The view from Paris and beyond

While Liverpool juggle scenarios, PSG continue to reshape the market. Their interest in Diomande sits alongside a wider trawl for wide forwards: Bradley Barcola himself, Brighton’s Yankuba Minteh, Cologne’s Said El Mala and Lille’s Matias Fernandez-Pardo, who is also on Aston Villa’s radar, are all under consideration.

This is what Liverpool are up against. Not just money, but momentum.

Elsewhere, the transfer carousel spins. Former Tottenham defender Alan Hutton has urged his old club to push harder for Cody Gakpo, arguing the Dutchman would solve a long-standing issue in their wide areas and ease the burden on Dominic Solanke and Richarlison. That kind of competition for proven forwards only tightens the squeeze on Liverpool’s options.

Can Liverpool still land Diomande?

There remains one theoretical route back into the Diomande race: brute financial force. PSG and Leipzig have not yet agreed a fee. If Liverpool truly wanted to test PSG’s resolve, they could attempt to blow them out of the water with a huge offer.

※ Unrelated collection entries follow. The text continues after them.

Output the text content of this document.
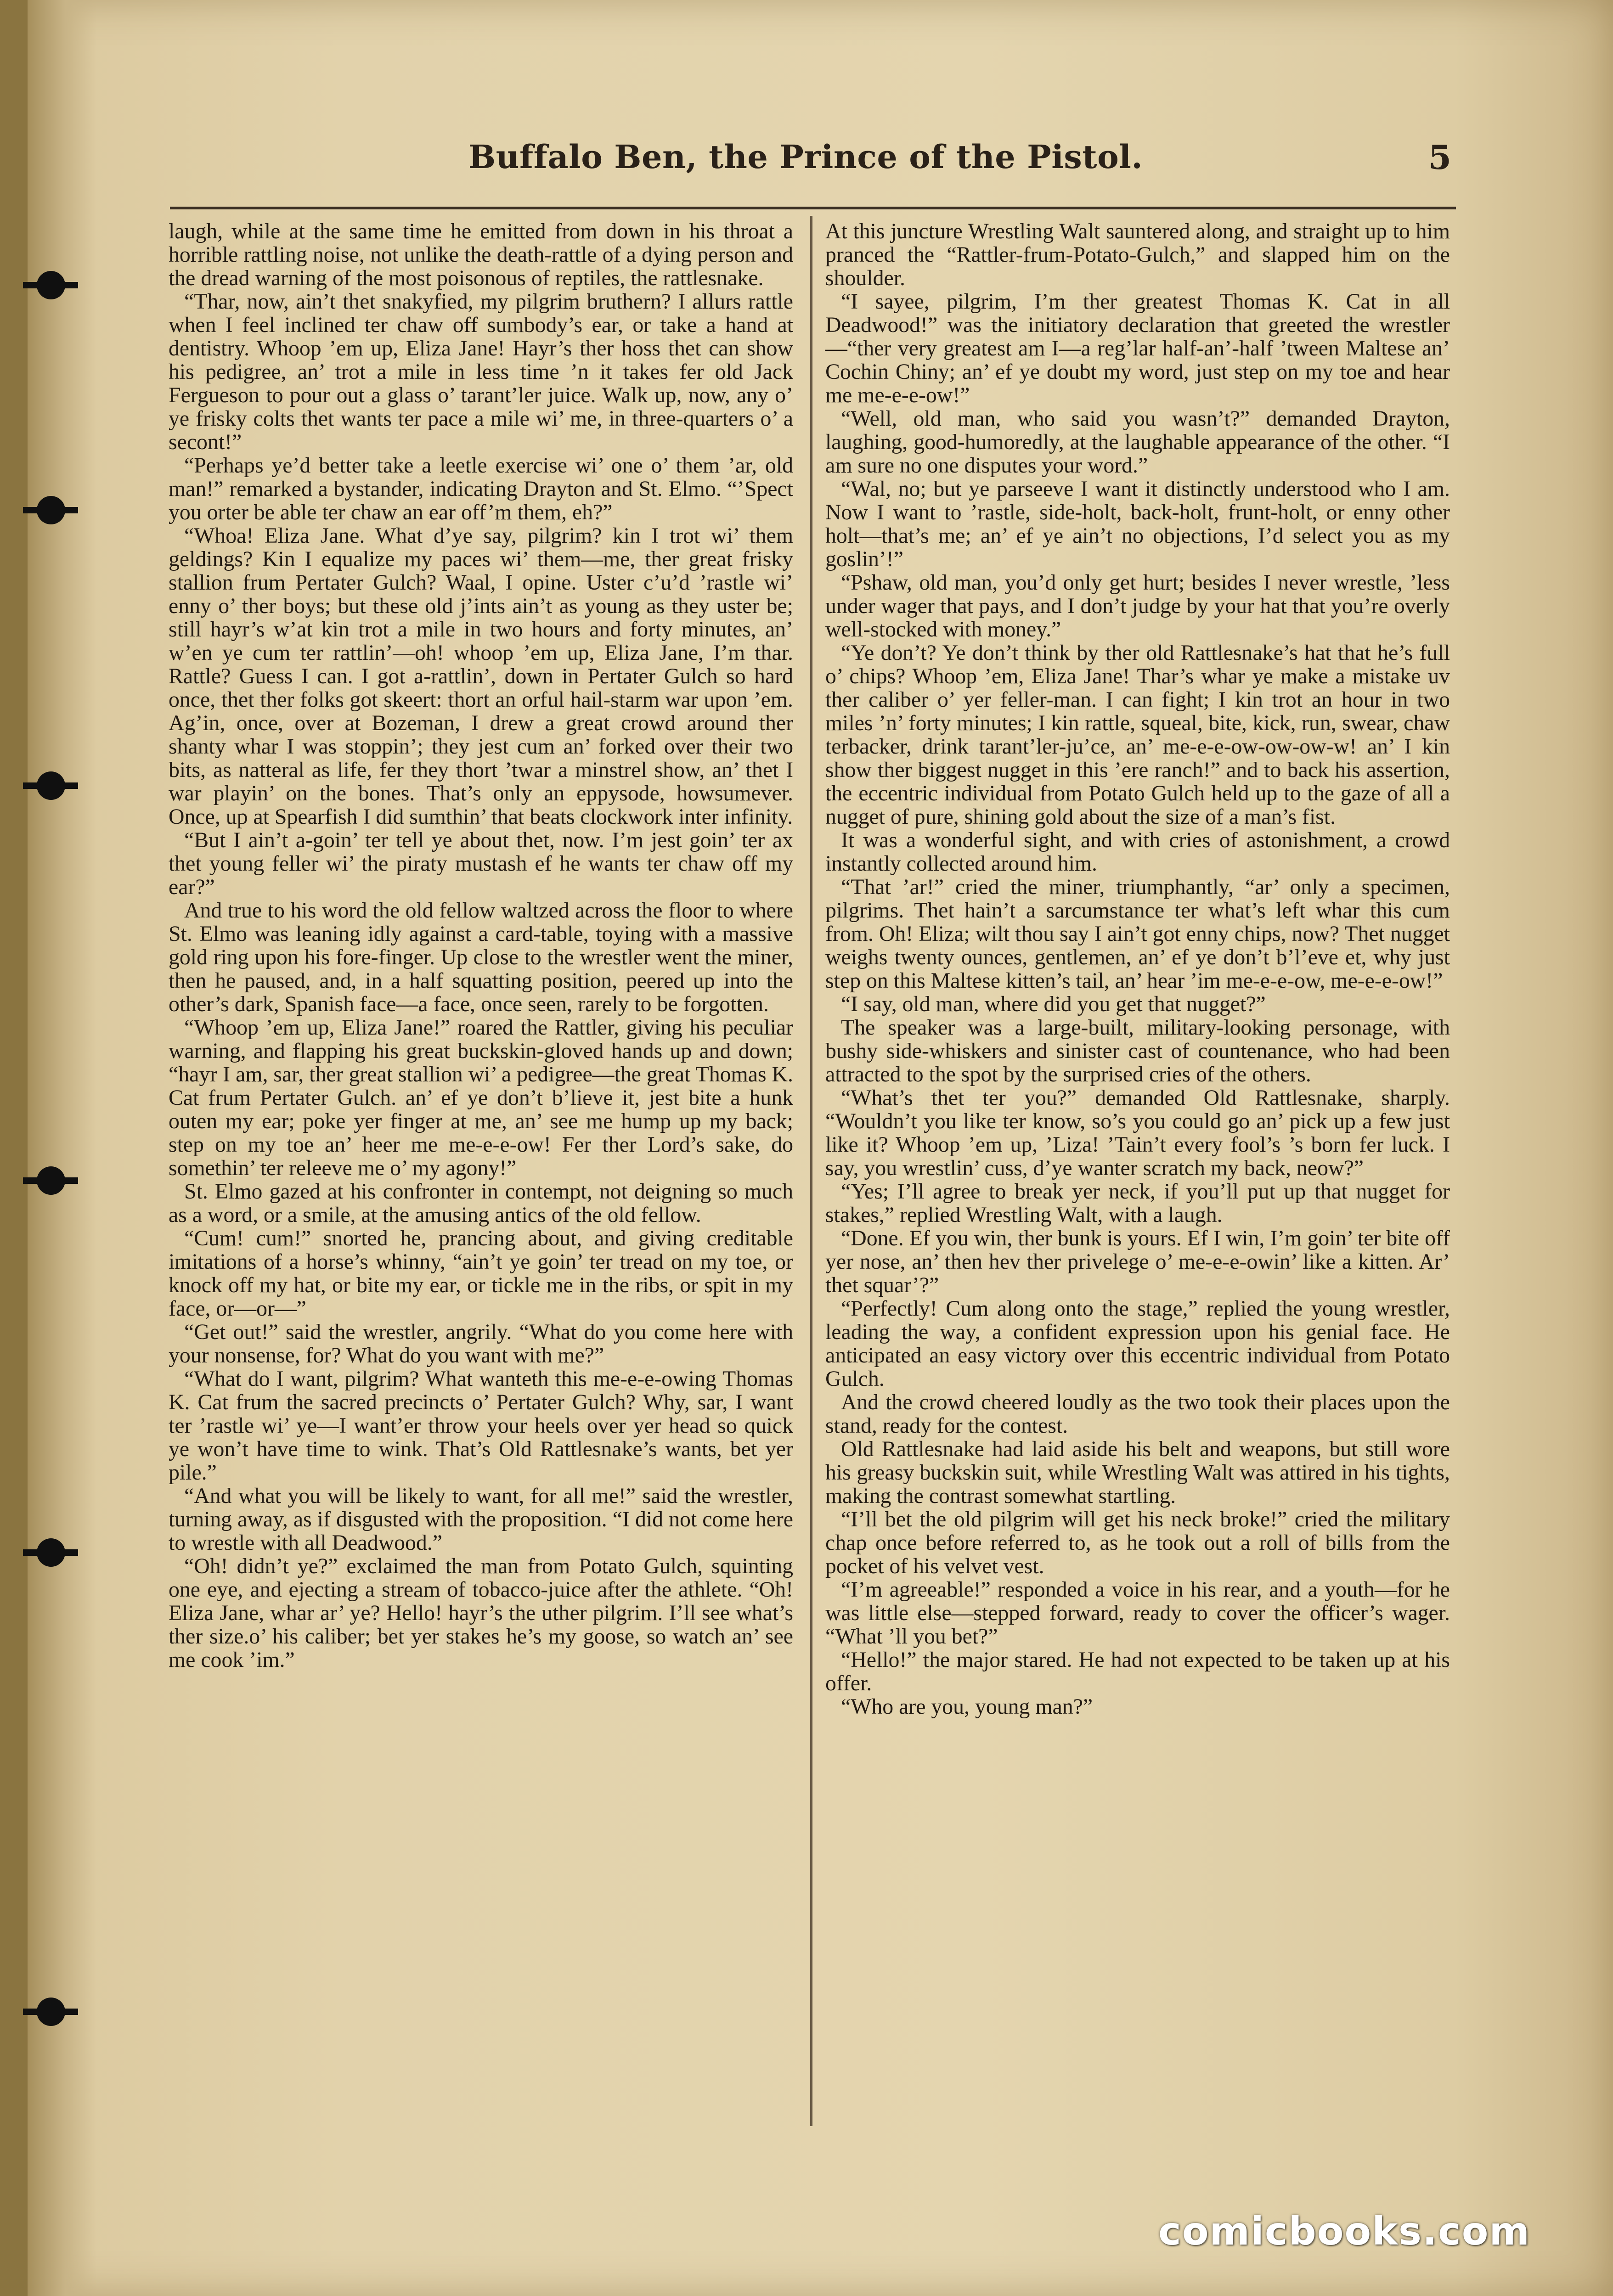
Buffalo Ben, the Prince of the Pistol.	5

laugh, while at the same time he emitted from down in his throat a horrible rattling noise, not unlike the death-rattle of a dying person and the dread warning of the most poisonous of reptiles, the rattlesnake.

“Thar, now, ain’t thet snakyfied, my pilgrim bruthern? I allurs rattle when I feel inclined ter chaw off sumbody’s ear, or take a hand at dentistry. Whoop ’em up, Eliza Jane! Hayr’s ther hoss thet can show his pedigree, an’ trot a mile in less time ’n it takes fer old Jack Fergueson to pour out a glass o’ tarant’ler juice. Walk up, now, any o’ ye frisky colts thet wants ter pace a mile wi’ me, in three-quarters o’ a secont!”

“Perhaps ye’d better take a leetle exercise wi’ one o’ them ’ar, old man!” remarked a bystander, indicating Drayton and St. Elmo. “’Spect you orter be able ter chaw an ear off’m them, eh?”

“Whoa! Eliza Jane. What d’ye say, pilgrim? kin I trot wi’ them geldings? Kin I equalize my paces wi’ them—me, ther great frisky stallion frum Pertater Gulch? Waal, I opine. Uster c’u’d ’rastle wi’ enny o’ ther boys; but these old j’ints ain’t as young as they uster be; still hayr’s w’at kin trot a mile in two hours and forty minutes, an’ w’en ye cum ter rattlin’—oh! whoop ’em up, Eliza Jane, I’m thar. Rattle? Guess I can. I got a-rattlin’, down in Pertater Gulch so hard once, thet ther folks got skeert: thort an orful hail-starm war upon ’em. Ag’in, once, over at Bozeman, I drew a great crowd around ther shanty whar I was stoppin’; they jest cum an’ forked over their two bits, as natteral as life, fer they thort ’twar a minstrel show, an’ thet I war playin’ on the bones. That’s only an eppysode, howsumever. Once, up at Spearfish I did sumthin’ that beats clockwork inter infinity.

“But I ain’t a-goin’ ter tell ye about thet, now. I’m jest goin’ ter ax thet young feller wi’ the piraty mustash ef he wants ter chaw off my ear?”

And true to his word the old fellow waltzed across the floor to where St. Elmo was leaning idly against a card-table, toying with a massive gold ring upon his fore-finger. Up close to the wrestler went the miner, then he paused, and, in a half squatting position, peered up into the other’s dark, Spanish face—a face, once seen, rarely to be forgotten.

“Whoop ’em up, Eliza Jane!” roared the Rattler, giving his peculiar warning, and flapping his great buckskin-gloved hands up and down; “hayr I am, sar, ther great stallion wi’ a pedigree—the great Thomas K. Cat frum Pertater Gulch. an’ ef ye don’t b’lieve it, jest bite a hunk outen my ear; poke yer finger at me, an’ see me hump up my back; step on my toe an’ heer me me-e-e-ow! Fer ther Lord’s sake, do somethin’ ter releeve me o’ my agony!”

St. Elmo gazed at his confronter in contempt, not deigning so much as a word, or a smile, at the amusing antics of the old fellow.

“Cum! cum!” snorted he, prancing about, and giving creditable imitations of a horse’s whinny, “ain’t ye goin’ ter tread on my toe, or knock off my hat, or bite my ear, or tickle me in the ribs, or spit in my face, or—or—”

“Get out!” said the wrestler, angrily. “What do you come here with your nonsense, for? What do you want with me?”

“What do I want, pilgrim? What wanteth this me-e-e-owing Thomas K. Cat frum the sacred precincts o’ Pertater Gulch? Why, sar, I want ter ’rastle wi’ ye—I want’er throw your heels over yer head so quick ye won’t have time to wink. That’s Old Rattlesnake’s wants, bet yer pile.”

“And what you will be likely to want, for all me!” said the wrestler, turning away, as if disgusted with the proposition. “I did not come here to wrestle with all Deadwood.”

“Oh! didn’t ye?” exclaimed the man from Potato Gulch, squinting one eye, and ejecting a stream of tobacco-juice after the athlete. “Oh! Eliza Jane, whar ar’ ye? Hello! hayr’s the uther pilgrim. I’ll see what’s ther size.o’ his caliber; bet yer stakes he’s my goose, so watch an’ see me cook ’im.”

At this juncture Wrestling Walt sauntered along, and straight up to him pranced the “Rattler-frum-Potato-Gulch,” and slapped him on the shoulder.

“I sayee, pilgrim, I’m ther greatest Thomas K. Cat in all Deadwood!” was the initiatory declaration that greeted the wrestler—“ther very greatest am I—a reg’lar half-an’-half ’tween Maltese an’ Cochin Chiny; an’ ef ye doubt my word, just step on my toe and hear me me-e-e-ow!”

“Well, old man, who said you wasn’t?” demanded Drayton, laughing, good-humoredly, at the laughable appearance of the other. “I am sure no one disputes your word.”

“Wal, no; but ye parseeve I want it distinctly understood who I am. Now I want to ’rastle, side-holt, back-holt, frunt-holt, or enny other holt—that’s me; an’ ef ye ain’t no objections, I’d select you as my goslin’!”

“Pshaw, old man, you’d only get hurt; besides I never wrestle, ’less under wager that pays, and I don’t judge by your hat that you’re overly well-stocked with money.”

“Ye don’t? Ye don’t think by ther old Rattlesnake’s hat that he’s full o’ chips? Whoop ’em, Eliza Jane! Thar’s whar ye make a mistake uv ther caliber o’ yer feller-man. I can fight; I kin trot an hour in two miles ’n’ forty minutes; I kin rattle, squeal, bite, kick, run, swear, chaw terbacker, drink tarant’ler-ju’ce, an’ me-e-e-ow-ow-ow-w! an’ I kin show ther biggest nugget in this ’ere ranch!” and to back his assertion, the eccentric individual from Potato Gulch held up to the gaze of all a nugget of pure, shining gold about the size of a man’s fist.

It was a wonderful sight, and with cries of astonishment, a crowd instantly collected around him.

“That ’ar!” cried the miner, triumphantly, “ar’ only a specimen, pilgrims. Thet hain’t a sarcumstance ter what’s left whar this cum from. Oh! Eliza; wilt thou say I ain’t got enny chips, now? Thet nugget weighs twenty ounces, gentlemen, an’ ef ye don’t b’l’eve et, why just step on this Maltese kitten’s tail, an’ hear ’im me-e-e-ow, me-e-e-ow!”

“I say, old man, where did you get that nugget?”

The speaker was a large-built, military-looking personage, with bushy side-whiskers and sinister cast of countenance, who had been attracted to the spot by the surprised cries of the others.

“What’s thet ter you?” demanded Old Rattlesnake, sharply. “Wouldn’t you like ter know, so’s you could go an’ pick up a few just like it? Whoop ’em up, ’Liza! ’Tain’t every fool’s ’s born fer luck. I say, you wrestlin’ cuss, d’ye wanter scratch my back, neow?”

“Yes; I’ll agree to break yer neck, if you’ll put up that nugget for stakes,” replied Wrestling Walt, with a laugh.

“Done. Ef you win, ther bunk is yours. Ef I win, I’m goin’ ter bite off yer nose, an’ then hev ther privelege o’ me-e-e-owin’ like a kitten. Ar’ thet squar’?”

“Perfectly! Cum along onto the stage,” replied the young wrestler, leading the way, a confident expression upon his genial face. He anticipated an easy victory over this eccentric individual from Potato Gulch.

And the crowd cheered loudly as the two took their places upon the stand, ready for the contest.

Old Rattlesnake had laid aside his belt and weapons, but still wore his greasy buckskin suit, while Wrestling Walt was attired in his tights, making the contrast somewhat startling.

“I’ll bet the old pilgrim will get his neck broke!” cried the military chap once before referred to, as he took out a roll of bills from the pocket of his velvet vest.

“I’m agreeable!” responded a voice in his rear, and a youth—for he was little else—stepped forward, ready to cover the officer’s wager. “What ’ll you bet?”

“Hello!” the major stared. He had not expected to be taken up at his offer.

“Who are you, young man?”

comicbooks.com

But that is a dangerous game. Leipzig have been clear about their valuation. PSG, even with their resources, are pushing back against the idea of “going crazy”. For Liverpool to step in now would mean not only matching, but likely surpassing, the expectations that have already made this deal so complex.

And there is the player himself. Diomande has chosen PSG as his preferred destination if he leaves Leipzig. He believes in their project, their pathway, their promises. Overturning that conviction would take more than a bigger cheque.

So Liverpool stand at a crossroads. Their top attacking target is slipping away, another creative option is leaning towards Paris, and the market around them is hardening. The recruitment team can still salvage this window with smart, decisive moves for the likes of Barcola, El Mala or Rayan.

But with Salah’s era inching towards its final chapters and Europe’s heavyweights circling the same pool of talent, the question hangs in the air: can Liverpool still shape the next great forward line on their own terms, or are they about to discover what it really means to live in PSG’s shadow?